Splunk recommends best practices around event generation and storage to help preserve and protect the confidentiality, integrity, and availability of security data. Along with a well established data governance program, you should consider a few essential metrics to monitor when evaluating the data availability of your environment:
- Security alerts. Data availability isn’t just about application monitoring and response. It is also about ensuring your information is protected. Proper monitoring of security alerts and warnings should be a priority of any organization. Your applications may be running perfectly while your intellectual property may be walking out the front door.
- Idle connections. Idle connections suck up resources, congest networks, and impact system performance. Idle connections can also indicate a problem and provide gaps in data availability.
- Long-running queries, commands, or jobs. This applies not just to database queries or jobs, but also to commands and backups. These types of digital actions can be an indicator of poor system health, slow disk speeds, CPU or other resource contention, or even deeper systematic problems.

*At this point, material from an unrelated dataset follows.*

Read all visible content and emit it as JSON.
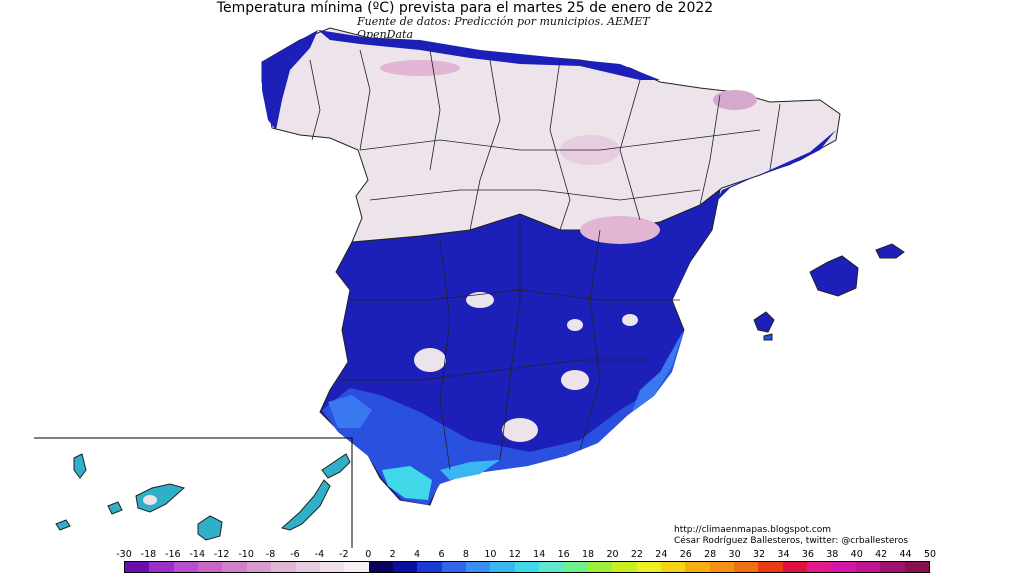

- Disk input/output. Disk IO typically refers to the input/output operations of the system related to disk activity. Tracking disk I/O can help identify bottlenecks, poor hardware configurations, improperly sized disks, or poorly tuned disk layouts for a given workload.
- Memory. Monitoring memory helps you look into traffic jams or leaks, identify improperly sized systems, understand loads, and spikes in activity. In addition, knowing about memory-intensive patterns can help you anticipate availability demands.
- Disk space. Disk space monitoring is available in many forms, and utilizing it as a metric can prevent unnecessary problems and costly efforts to introduce more space.
- Errors and alerts. Errors, alerts, and recovery messages in the logs are another good metric to consider. Adding log monitoring for FATAL, PANIC, and key ERROR messages can help you identify issues that your availability solution is frequently recovering from, such as system or application crashes, core dumps, or errors requiring system downtime.